PPOL564 - Data Science I: Foundations

Lecture 4

Manipulating Data Structures

Plan for Today¶

Manipulating Mutable Data Structures.
See other notebook for discussion on data types.
See supplement notebook for a more detailed look at the functionality of strings and dates.

Manipulating Mutable Objects¶

Lists¶

country_list = ["Russia","Latvia","United States","Nigeria","Mexico","India","Costa Rica"]
country_list

['Russia',
 'Latvia',
 'United States',
 'Nigeria',
 'Mexico',
 'India',
 'Costa Rica']

`len()`¶

len() provides use with the length of the list..

print(len(country_list))
print(len(country_list[1]))

7
6

`.index()`¶

Isolating the index location of a specific value.

country_list.index('Nigeria')

3

country_list[country_list.index('Nigeria')]

'Nigeria'

Membership in a list using the in operator.

'Russia' in country_list

True

Appending and altering values¶

Adding values to a collection, we have seen methods such as __add__, .append(), .extend(), and .update() given the collection type.

Recall that not all methods actually update the object.

print(id(country_list)) # print object id
print(country_list + ['Canada']) # add canada to the list

140195653389960
['Russia', 'Latvia', 'United States', 'Nigeria', 'Mexico', 'India', 'Costa Rica', 'Canada']

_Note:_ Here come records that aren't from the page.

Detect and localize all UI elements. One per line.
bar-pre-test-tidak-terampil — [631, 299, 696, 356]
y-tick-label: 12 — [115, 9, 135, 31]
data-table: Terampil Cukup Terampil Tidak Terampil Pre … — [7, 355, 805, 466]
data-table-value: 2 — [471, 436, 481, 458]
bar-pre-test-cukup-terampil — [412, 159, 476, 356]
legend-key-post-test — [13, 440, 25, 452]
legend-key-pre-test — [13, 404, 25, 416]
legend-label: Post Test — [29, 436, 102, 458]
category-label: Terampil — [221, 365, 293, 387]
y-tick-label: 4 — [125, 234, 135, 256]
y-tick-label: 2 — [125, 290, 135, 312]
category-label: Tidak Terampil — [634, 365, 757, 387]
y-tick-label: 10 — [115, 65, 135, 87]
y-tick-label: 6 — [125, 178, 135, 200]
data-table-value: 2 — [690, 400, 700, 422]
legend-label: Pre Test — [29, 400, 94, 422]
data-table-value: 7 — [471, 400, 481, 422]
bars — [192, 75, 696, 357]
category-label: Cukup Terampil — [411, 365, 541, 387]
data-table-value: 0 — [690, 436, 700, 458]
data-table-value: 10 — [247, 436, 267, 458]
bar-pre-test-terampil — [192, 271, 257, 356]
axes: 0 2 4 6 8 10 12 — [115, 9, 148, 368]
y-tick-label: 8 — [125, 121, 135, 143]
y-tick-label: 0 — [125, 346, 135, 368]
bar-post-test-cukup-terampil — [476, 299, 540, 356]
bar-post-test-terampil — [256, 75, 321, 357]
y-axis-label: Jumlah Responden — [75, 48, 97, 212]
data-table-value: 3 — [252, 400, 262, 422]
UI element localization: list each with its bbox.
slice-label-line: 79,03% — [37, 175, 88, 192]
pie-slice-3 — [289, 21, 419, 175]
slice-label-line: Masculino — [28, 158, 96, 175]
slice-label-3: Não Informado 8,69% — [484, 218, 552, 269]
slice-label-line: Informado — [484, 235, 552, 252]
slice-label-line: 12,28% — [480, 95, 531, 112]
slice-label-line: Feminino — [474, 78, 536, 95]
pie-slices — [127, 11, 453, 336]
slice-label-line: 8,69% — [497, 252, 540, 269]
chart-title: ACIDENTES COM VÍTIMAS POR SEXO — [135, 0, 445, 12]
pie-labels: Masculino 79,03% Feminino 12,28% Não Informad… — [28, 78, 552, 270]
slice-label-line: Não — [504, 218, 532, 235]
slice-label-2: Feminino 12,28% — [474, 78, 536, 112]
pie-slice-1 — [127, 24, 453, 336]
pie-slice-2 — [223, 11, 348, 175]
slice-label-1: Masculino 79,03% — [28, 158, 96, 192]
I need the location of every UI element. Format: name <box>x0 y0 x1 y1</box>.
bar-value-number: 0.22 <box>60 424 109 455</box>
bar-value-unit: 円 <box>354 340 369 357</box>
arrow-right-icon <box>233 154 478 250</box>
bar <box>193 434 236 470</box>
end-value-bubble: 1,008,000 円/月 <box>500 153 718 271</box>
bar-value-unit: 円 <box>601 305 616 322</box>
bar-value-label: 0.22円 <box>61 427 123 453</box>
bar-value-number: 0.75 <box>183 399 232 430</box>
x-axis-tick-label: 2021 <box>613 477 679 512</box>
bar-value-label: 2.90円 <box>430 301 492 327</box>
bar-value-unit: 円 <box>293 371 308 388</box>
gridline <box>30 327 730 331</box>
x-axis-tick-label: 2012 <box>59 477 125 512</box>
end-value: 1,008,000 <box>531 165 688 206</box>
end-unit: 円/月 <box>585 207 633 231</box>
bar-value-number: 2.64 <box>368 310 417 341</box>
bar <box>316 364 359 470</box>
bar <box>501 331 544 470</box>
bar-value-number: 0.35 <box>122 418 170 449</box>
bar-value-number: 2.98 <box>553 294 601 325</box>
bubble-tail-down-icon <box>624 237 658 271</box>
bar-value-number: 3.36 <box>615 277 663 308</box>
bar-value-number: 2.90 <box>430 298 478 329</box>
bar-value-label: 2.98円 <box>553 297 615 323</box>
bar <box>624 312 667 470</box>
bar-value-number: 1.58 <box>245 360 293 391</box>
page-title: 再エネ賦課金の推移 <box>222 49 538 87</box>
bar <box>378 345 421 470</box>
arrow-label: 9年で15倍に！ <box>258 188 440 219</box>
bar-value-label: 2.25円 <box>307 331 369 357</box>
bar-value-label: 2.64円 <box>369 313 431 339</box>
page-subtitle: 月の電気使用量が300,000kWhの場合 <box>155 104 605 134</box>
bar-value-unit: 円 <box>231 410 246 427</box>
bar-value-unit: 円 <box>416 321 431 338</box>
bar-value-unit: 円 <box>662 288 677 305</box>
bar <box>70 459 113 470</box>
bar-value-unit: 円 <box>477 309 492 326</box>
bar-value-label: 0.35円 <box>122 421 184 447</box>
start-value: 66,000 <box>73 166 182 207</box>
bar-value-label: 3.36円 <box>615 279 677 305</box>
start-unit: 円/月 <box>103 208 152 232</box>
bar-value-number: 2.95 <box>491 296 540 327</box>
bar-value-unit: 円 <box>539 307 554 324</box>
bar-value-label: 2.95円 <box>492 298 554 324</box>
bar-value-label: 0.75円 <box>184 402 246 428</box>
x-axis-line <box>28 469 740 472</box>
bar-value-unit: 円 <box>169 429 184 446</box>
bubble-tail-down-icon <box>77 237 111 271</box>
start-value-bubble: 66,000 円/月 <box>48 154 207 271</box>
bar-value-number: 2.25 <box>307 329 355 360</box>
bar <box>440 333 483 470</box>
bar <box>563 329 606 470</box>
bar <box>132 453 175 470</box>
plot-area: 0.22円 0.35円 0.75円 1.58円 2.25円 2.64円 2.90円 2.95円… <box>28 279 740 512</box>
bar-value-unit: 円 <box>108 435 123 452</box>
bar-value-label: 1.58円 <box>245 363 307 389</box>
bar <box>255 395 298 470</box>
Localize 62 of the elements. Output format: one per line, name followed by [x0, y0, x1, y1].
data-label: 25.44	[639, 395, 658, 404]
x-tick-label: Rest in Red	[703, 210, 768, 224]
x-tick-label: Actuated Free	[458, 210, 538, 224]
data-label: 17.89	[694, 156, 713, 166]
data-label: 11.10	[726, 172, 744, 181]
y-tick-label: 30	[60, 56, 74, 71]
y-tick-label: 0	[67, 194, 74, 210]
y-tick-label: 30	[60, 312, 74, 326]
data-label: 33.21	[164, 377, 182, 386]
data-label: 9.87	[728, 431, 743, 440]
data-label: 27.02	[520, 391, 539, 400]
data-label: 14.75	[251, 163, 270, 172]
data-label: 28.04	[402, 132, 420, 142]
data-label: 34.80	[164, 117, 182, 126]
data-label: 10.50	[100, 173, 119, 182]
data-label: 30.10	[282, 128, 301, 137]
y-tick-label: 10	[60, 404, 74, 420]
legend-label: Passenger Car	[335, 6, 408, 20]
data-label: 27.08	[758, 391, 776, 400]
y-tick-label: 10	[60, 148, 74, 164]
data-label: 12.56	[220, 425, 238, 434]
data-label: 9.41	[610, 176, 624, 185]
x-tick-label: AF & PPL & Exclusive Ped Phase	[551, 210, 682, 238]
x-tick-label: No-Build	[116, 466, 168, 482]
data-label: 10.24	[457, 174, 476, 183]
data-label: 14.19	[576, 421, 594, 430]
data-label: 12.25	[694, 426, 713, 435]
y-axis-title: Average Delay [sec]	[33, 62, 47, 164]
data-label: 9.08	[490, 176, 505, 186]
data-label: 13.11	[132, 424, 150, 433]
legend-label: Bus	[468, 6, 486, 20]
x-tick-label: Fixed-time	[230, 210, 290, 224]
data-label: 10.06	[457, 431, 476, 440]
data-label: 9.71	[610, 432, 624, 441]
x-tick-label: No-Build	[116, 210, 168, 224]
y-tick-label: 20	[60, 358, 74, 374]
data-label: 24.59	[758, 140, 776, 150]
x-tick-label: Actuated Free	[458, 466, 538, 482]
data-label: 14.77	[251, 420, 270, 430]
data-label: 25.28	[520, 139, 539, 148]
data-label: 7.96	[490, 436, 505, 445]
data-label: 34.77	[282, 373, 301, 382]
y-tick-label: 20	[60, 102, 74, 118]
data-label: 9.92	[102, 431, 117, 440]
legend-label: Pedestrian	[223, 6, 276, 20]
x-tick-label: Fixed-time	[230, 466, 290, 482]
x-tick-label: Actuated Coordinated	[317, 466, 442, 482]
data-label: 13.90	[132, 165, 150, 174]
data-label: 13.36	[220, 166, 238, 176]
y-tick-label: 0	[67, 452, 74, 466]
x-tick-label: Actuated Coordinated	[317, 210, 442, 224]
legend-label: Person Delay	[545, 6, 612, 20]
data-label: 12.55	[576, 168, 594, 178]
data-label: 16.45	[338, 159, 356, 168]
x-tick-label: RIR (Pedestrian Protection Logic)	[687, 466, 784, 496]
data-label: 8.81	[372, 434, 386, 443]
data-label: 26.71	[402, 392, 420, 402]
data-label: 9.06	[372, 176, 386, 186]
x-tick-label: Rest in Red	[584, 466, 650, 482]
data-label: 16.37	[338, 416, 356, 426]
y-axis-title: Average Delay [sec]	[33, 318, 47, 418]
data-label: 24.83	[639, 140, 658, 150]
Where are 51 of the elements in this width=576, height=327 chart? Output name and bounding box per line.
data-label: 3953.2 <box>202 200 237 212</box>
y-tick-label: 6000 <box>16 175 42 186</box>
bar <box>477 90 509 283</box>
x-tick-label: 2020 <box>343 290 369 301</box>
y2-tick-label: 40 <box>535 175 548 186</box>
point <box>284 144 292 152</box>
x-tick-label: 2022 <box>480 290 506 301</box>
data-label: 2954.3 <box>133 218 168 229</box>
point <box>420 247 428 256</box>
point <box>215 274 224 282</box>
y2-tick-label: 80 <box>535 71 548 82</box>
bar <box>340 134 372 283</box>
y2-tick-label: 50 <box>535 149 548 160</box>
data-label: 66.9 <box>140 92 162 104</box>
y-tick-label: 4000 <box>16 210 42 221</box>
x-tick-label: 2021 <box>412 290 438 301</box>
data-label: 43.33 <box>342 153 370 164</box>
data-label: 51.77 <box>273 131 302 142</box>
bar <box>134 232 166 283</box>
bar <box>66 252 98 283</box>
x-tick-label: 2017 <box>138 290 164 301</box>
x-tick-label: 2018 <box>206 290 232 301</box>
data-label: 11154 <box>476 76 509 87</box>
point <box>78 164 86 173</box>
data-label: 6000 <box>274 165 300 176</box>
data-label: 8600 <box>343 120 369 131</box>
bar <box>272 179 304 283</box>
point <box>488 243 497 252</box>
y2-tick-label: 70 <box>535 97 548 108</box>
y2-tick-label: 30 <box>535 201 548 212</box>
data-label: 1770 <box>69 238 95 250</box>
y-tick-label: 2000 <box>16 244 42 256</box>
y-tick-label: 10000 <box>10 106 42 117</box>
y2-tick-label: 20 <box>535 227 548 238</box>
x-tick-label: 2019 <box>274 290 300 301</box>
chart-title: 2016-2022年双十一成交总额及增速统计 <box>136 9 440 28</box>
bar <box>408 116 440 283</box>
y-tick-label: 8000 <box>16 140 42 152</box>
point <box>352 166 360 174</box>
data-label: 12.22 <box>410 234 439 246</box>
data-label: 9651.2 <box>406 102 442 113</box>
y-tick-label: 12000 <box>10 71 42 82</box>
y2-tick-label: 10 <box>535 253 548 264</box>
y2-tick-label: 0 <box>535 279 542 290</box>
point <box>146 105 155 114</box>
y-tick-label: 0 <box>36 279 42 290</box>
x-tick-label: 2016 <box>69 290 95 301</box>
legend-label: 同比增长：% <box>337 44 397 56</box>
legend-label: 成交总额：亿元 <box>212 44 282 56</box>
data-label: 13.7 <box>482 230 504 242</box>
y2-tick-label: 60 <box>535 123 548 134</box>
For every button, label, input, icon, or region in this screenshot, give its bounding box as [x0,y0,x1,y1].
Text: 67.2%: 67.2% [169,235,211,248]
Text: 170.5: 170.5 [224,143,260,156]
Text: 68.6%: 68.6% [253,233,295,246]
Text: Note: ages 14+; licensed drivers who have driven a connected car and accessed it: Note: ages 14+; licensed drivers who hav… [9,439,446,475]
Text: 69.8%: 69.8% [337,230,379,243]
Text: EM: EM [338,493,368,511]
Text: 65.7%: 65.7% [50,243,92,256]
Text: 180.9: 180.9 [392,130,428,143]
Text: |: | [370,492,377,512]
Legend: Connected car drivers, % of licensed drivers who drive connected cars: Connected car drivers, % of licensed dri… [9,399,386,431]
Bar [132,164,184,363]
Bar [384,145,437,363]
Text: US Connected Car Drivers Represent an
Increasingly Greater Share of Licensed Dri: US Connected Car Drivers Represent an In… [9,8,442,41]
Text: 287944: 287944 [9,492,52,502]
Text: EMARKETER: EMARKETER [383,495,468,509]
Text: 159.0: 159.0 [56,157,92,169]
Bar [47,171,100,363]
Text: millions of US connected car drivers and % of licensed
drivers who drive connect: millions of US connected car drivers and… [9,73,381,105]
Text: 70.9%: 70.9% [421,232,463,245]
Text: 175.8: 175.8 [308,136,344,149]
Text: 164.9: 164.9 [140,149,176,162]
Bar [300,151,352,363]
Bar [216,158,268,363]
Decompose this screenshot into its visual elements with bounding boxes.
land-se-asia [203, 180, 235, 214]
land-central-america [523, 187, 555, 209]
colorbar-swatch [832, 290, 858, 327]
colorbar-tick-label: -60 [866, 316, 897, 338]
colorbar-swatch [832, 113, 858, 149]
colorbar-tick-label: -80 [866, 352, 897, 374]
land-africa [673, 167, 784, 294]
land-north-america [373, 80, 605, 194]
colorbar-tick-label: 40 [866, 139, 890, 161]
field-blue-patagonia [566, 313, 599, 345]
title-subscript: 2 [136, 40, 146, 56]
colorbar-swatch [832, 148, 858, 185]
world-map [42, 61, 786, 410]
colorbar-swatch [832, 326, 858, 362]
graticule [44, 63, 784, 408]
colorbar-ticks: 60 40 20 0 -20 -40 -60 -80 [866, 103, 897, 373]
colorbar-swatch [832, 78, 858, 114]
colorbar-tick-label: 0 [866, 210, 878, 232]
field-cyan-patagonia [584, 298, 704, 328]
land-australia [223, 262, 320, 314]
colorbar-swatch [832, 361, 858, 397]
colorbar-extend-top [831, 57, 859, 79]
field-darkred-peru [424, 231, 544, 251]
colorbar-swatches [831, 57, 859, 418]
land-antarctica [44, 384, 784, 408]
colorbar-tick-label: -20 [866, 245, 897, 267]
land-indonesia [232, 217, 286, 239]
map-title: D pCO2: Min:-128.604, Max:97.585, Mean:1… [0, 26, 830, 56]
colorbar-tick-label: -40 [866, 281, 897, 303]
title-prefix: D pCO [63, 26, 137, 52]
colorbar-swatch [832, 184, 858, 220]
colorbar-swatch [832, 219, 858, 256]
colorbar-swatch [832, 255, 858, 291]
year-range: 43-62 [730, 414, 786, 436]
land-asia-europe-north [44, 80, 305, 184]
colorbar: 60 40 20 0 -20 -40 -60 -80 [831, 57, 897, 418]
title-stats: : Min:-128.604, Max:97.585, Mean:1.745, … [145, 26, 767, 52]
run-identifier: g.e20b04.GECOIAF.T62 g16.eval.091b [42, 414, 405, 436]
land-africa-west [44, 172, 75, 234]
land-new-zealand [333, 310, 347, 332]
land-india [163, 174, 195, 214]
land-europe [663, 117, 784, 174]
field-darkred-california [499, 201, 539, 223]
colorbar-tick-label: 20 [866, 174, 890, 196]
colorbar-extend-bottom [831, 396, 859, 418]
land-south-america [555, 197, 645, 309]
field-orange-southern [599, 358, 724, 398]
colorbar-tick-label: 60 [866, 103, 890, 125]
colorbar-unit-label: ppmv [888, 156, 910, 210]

print(id(country_list)) # object id remains consistent
print(country_list) # list wasn't updated

140195653389960
['Russia', 'Latvia', 'United States', 'Nigeria', 'Mexico', 'India', 'Costa Rica']

We need an in-place addition offered by the __iadd__ method with the literal +=

country_list += ['Canada']
country_list

['Russia',
 'Latvia',
 'United States',
 'Nigeria',
 'Mexico',
 'India',
 'Costa Rica',
 'Canada']

There is also an in-place repetition operation (__imul__)

country_list *= 3
country_list

['Russia',
 'Latvia',
 'United States',
 'Nigeria',
 'Mexico',
 'India',
 'Costa Rica',
 'Canada',
 'Russia',
 'Latvia',
 'United States',
 'Nigeria',
 'Mexico',
 'India',
 'Costa Rica',
 'Canada',
 'Russia',
 'Latvia',
 'United States',
 'Nigeria',
 'Mexico',
 'India',
 'Costa Rica',
 'Canada']

The point is that it makes for more efficient code. Also, when we append we are making a new object reference; An in-place extension retains the original object id.

x = [1,2,3]
print(id(x))

140193773473096

x1 = x + [4]
print(id(x1))

140193773472904

x += [4]
print(id(x))

140193773473096

print(x1)
print(x)

[1, 2, 3, 4]
[1, 2, 3, 4]

Slicing¶

Often we want values ranges of values in a container. We can accomplish this by slicing.

Rule of thumb:

:
<start here>:<to the value before here>

x = [1, 2, 3, 4, 5, 6]
x[1:4]

is

0  1  2  3  4  5
[1, 2, 3, 4, 5, 6]
    ^  ^  ^

country_list = ["Russia","Latvia","United States","Nigeria","Mexico","India","Costa Rica"]
country_list[1:5]

['Latvia', 'United States', 'Nigeria', 'Mexico']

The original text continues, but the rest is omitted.